Opinion
1:19CR00015
02-15-2024
Whitney D. Pierce, Assistant United States Attorney, Abingdon, Virginia, for United States; Nancy C. Dickenson-Vicars, Assistant Federal Public Defender, Abingdon, Virginia, for Defendant.
Whitney D. Pierce, Assistant United States Attorney, Abingdon, Virginia, for United States;
Nancy C. Dickenson-Vicars, Assistant Federal Public Defender, Abingdon, Virginia, for Defendant.
OPINION AND ORDER
JAMES P. JONES SENIOR UNITED STATES DISTRICT JUDGE
The court considers whether the hearsay statements of young children regarding their contacts with a defendant on supervised release may be admitted at the defendant's upcoming revocation hearing without their presence or the opportunity to cross-examine them. After careful consideration of the record, the statements will be admitted.
I.
Michael J. Noble, Jr., was sentenced to 120 months' incarceration in the Eastern District of Tennessee on November 28, 2012, following his conviction for possession of child pornography in violation of 18 U.S.C. § 2252A(a)(5)(B). After serving his sentence, he was placed on supervised release for a term of 20 years. In 2019, his supervision was transferred to this District. The government now asserts that Noble has committed seven violations of his supervised release, including committing Virginia state crimes, engaging in the excessive use of alcohol, and having contact with nonrelative minors absent the requisite permission. Am. Supervised Release Violation Rep. 5-7, ECF No. 40. The government alleges that the children of Noble's then girlfriend, ages 8, 10, and 13, accompanied Noble to parks and playgrounds. Additionally, it is claimed that there were multiple occasions where the youngest two children woke up in the bed that they shared with their mother and found that Noble was also in the bed. At one point, it is alleged, the oldest child accompanied the defendant to a liquor store to obtain alcohol for her mother and Mr. Noble.

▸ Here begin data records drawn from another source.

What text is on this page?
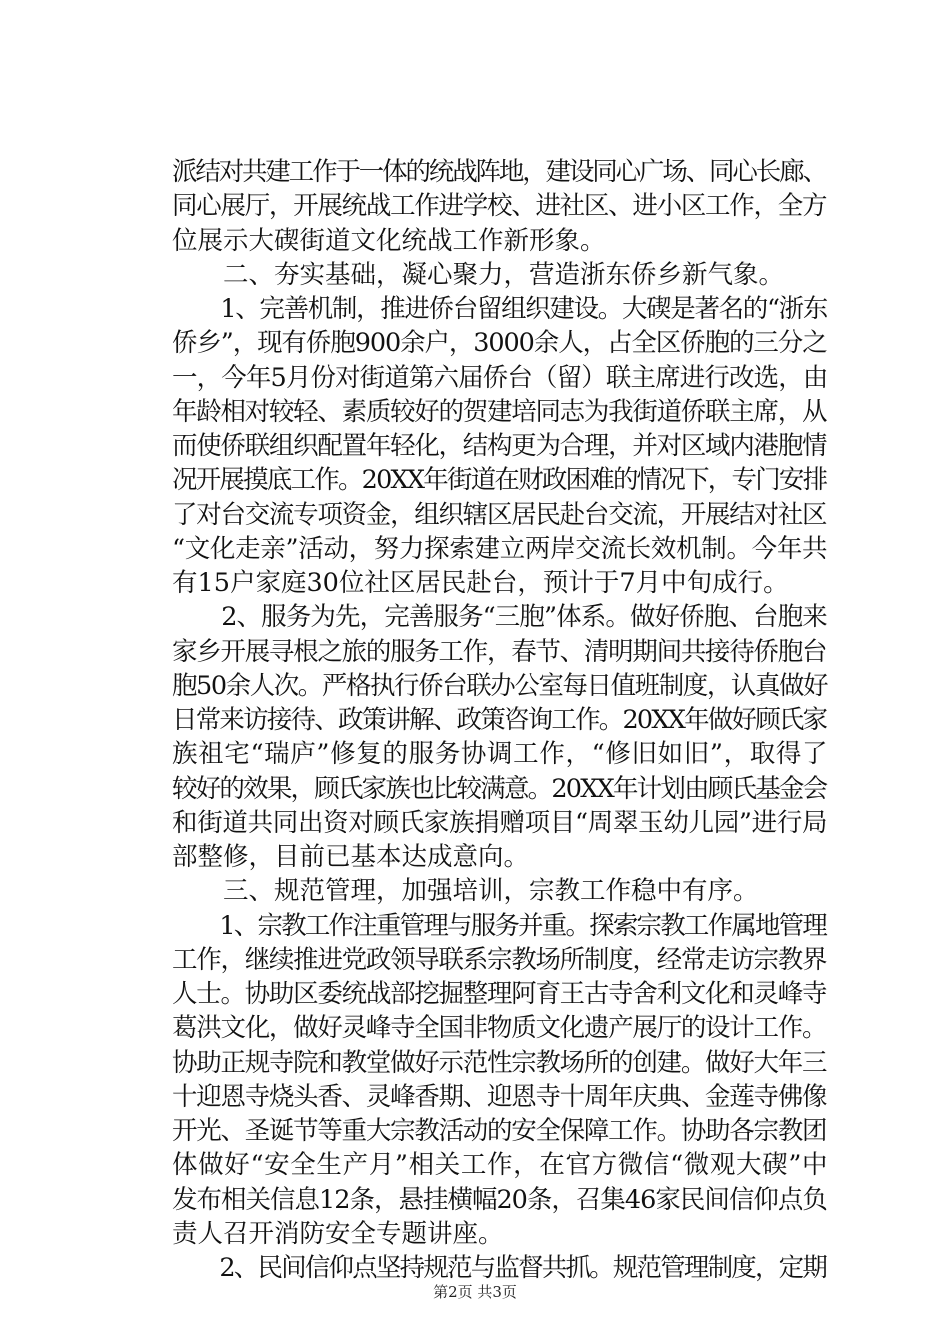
派结对共建工作于一体的统战阵地，建设同心广场、同心长廊、
同心展厅，开展统战工作进学校、进社区、进小区工作，全方
位展示大碶街道文化统战工作新形象。
　　二、夯实基础，凝心聚力，营造浙东侨乡新气象。
　　1、完善机制，推进侨台留组织建设。大碶是著名的“浙东
侨乡”，现有侨胞900余户，3000余人，占全区侨胞的三分之
一，今年5月份对街道第六届侨台（留）联主席进行改选，由
年龄相对较轻、素质较好的贺建培同志为我街道侨联主席，从
而使侨联组织配置年轻化，结构更为合理，并对区域内港胞情
况开展摸底工作。20XX年街道在财政困难的情况下，专门安排
了对台交流专项资金，组织辖区居民赴台交流，开展结对社区
“文化走亲”活动，努力探索建立两岸交流长效机制。今年共
有15户家庭30位社区居民赴台，预计于7月中旬成行。
　　2、服务为先，完善服务“三胞”体系。做好侨胞、台胞来
家乡开展寻根之旅的服务工作，春节、清明期间共接待侨胞台
胞50余人次。严格执行侨台联办公室每日值班制度，认真做好
日常来访接待、政策讲解、政策咨询工作。20XX年做好顾氏家
族祖宅“瑞庐”修复的服务协调工作，“修旧如旧”，取得了
较好的效果，顾氏家族也比较满意。20XX年计划由顾氏基金会
和街道共同出资对顾氏家族捐赠项目“周翠玉幼儿园”进行局
部整修，目前已基本达成意向。
　　三、规范管理，加强培训，宗教工作稳中有序。
　　1、宗教工作注重管理与服务并重。探索宗教工作属地管理
工作，继续推进党政领导联系宗教场所制度，经常走访宗教界
人士。协助区委统战部挖掘整理阿育王古寺舍利文化和灵峰寺
葛洪文化，做好灵峰寺全国非物质文化遗产展厅的设计工作。
协助正规寺院和教堂做好示范性宗教场所的创建。做好大年三
十迎恩寺烧头香、灵峰香期、迎恩寺十周年庆典、金莲寺佛像
开光、圣诞节等重大宗教活动的安全保障工作。协助各宗教团
体做好“安全生产月”相关工作，在官方微信“微观大碶”中
发布相关信息12条，悬挂横幅20条，召集46家民间信仰点负
责人召开消防安全专题讲座。
　　2、民间信仰点坚持规范与监督共抓。规范管理制度，定期
第2页 共3页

The government bases these allegations, at least in part, on forensic interviews conducted with each of the children, who will not be present at the revocation hearing. Instead, the government proposes to introduce hearsay testimony of the children's statements given when they were interviewed. The defendant objects, contending that his counsel should have the opportunity to cross-examine the children at that hearing.
II.
Under Rule 32.1, a defendant at a revocation hearing is entitled to “question any adverse witness unless the court determines that the interests of justice does not require the witness to appear.” Fed. R. Crim. P. 32.1(b)(2)(C). That is because revocation proceedings are considered informal “in which the rules of evidence, including those pertaining to hearsay, need not be strictly applied.” United States v. Doswell, 670 F.3d 526, 530 (4th Cir. 2012). But the Supreme Court has provided that in revocation proceedings due process requires “a right to confront and cross examine adverse witnesses (unless the hearing officer specifically finds good cause for not allowing confrontation).” Morrissey v. Brewer, 408 U.S. 471, 489 (1972). Moreover, our Circuit precedent requires a balancing test in which the court must weigh the defendant's interest in confronting an adverse witness with any showing of good cause and reliability. United States v. Ferguson, 752 F.3d 613, 617-18 (4th Cir. 2014) (citing Doswell, 670 F.3d at 530).
The credible risk of fear or retraumatization may satisfy the good cause standard in a revocation proceeding. United States v. Rocco, No. 18-CR-00420-23 (ALC), 2023 WL 2308514, at *5 (S.D.N.Y. Mar. 1, 2023); United States v. Hykes, 653 F.Supp.3d 913, 930 (D.N.M. 2022).
Based on the ages of the children and on the opinion of Summer Reed, a childcare professional employed by the local Department of Social Services, Tr. 910, ECF No. 51, I find it would likely be psychologically detrimental to the children here to testify in person. Of course, “reliability is a crucial factor in [the] balancing test,” Doswell, 670 F.3d at 531, and I find that the hearsay statements are reliable, given the circumstances under which they were given. The children were interviewed by a professional child advocate and their statements will be testified to by a police officer and a probation officer of this Court, who were both present during the interviews. In addition, each interview was videotaped, and I find that the videos support the introduction of this important evidence over any possible detriment to the defense.
Any harm to the defendant by not having an opportunity to cross examine the children will be mitigated by the fact that the video recordings of the statements may assist defense counsel in highlighting any parts of the statements favorable to the defendant. “Considering the wealth of information” available, the hearsay statements would hardly be prejudicial. United States v. Combs, 36 F.4th 502, 508 (4th Cir. 2022).
III.
For the reasons stated, it is ORDERED that the government's Motion for Leave to Present Hearsay Testimony at the Defendant's Supervised Release Revocation Hearing, ECF No. 22, and the government's motion to permit the absence of juvenile witnesses, ECF No. 44, are GRANTED.